I tried not to hesitate as I slipped an untruth past her. “Sometimes.”
It was warm and fine and the meal was settling in. “You know, I could spend the rest of the night here on this couch,” Paula said. As I was about to answer that it sounded like a good idea, her phone rang.
Paula said something so vile and obscene for someone so pretty and slender, and grabbed her cell phone out of her leather bag. She answered it with, “Quinn,” and I bit my lip not to add “medicine woman” to her sentence.
“Uh-huh,” she said. “Uh-huh. Hold on.”
One more rummage trip through the bag, coming out with a Bic pen she uncapped with her teeth, and looking for something on my coffee table; she found a subscription card to The New York Times and started scribbling.

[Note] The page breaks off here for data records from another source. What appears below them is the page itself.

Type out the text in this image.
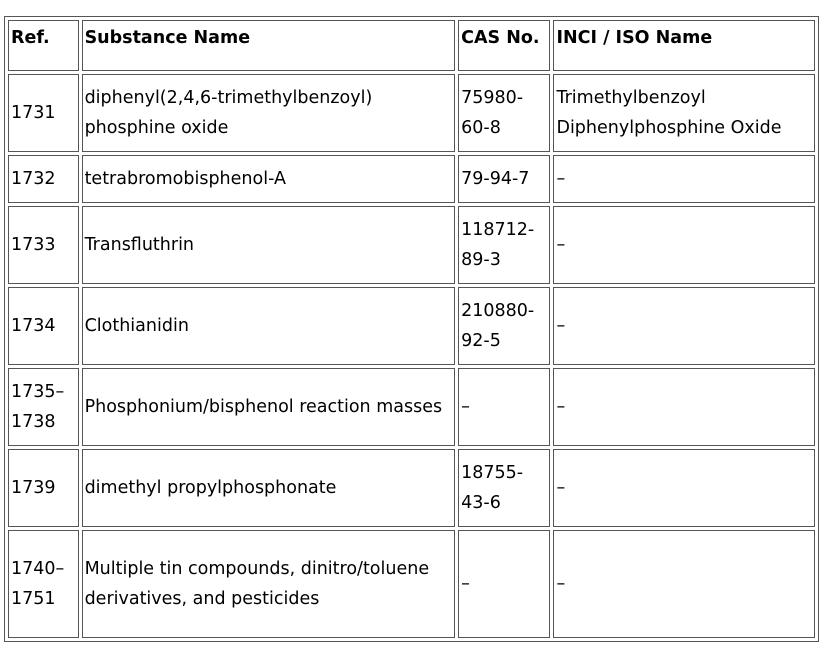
Ref.	Substance Name	CAS No.	INCI / ISO Name
1731	diphenyl(2,4,6-trimethylbenzoyl) phosphine oxide	75980-60-8	Trimethylbenzoyl Diphenylphosphine Oxide
1732	tetrabromobisphenol-A	79-94-7	–
1733	Transfluthrin	118712-89-3	–
1734	Clothianidin	210880-92-5	–
1735–1738	Phosphonium/bisphenol reaction masses	–	–
1739	dimethyl propylphosphonate	18755-43-6	–
1740–1751	Multiple tin compounds, dinitro/toluene derivatives, and pesticides	–	–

“Okay, okay,” she said. “Got it.”
She got off the phone, muttered yet another fantastic expletive, and said, “Two-car crash over in Bretton. Tractor-trailer truck and SUV, tractor-trailer on its side, SUV flipped over three or four times, ended up in some birch trees. Route 101 from here to the middle of the state blocked off. Med flight coming in. One hell of a mess. I gotta go.”
I got up and saw her to the door, got a brief kiss, and she said, “Look, not sure when I’m coming back.”
“I understand.”
“And when I’m done, I’ll probably end up back at my condo. Quicker to get to bed.”
“Understand that, too.”
Then she was out the door, and I was there by my lonesome, like it had been planned or something.
Karma, maybe, or the spirits Up There who were having fun sending parts of me around the West Coast were responsible.
Back to my couch I went.
The sloggy routine continued, with a bit more of television downstairs, and then my usual routine of emptying out the blood and fluid upstairs. Measuring the blood—a slight improvement, but still not enough to get the drains taken out—and then, filled with a burst of optimism and energy, I decided to take a shower.
It took some doing, but I got my top and bottoms off, and turned on the water, letting it run nice and hot. I did the best I could, ducking my head in, washing my hair, trying not to get my midsection bandages wet, the ones next to my drains. The angry-looking stitchwork wasn’t as angry-looking anymore, more disgruntled-looking. I flipped around and washed my other leg and arm; it took a long time and I got water splashed all around the place and on the tile floor, but damn, it felt good.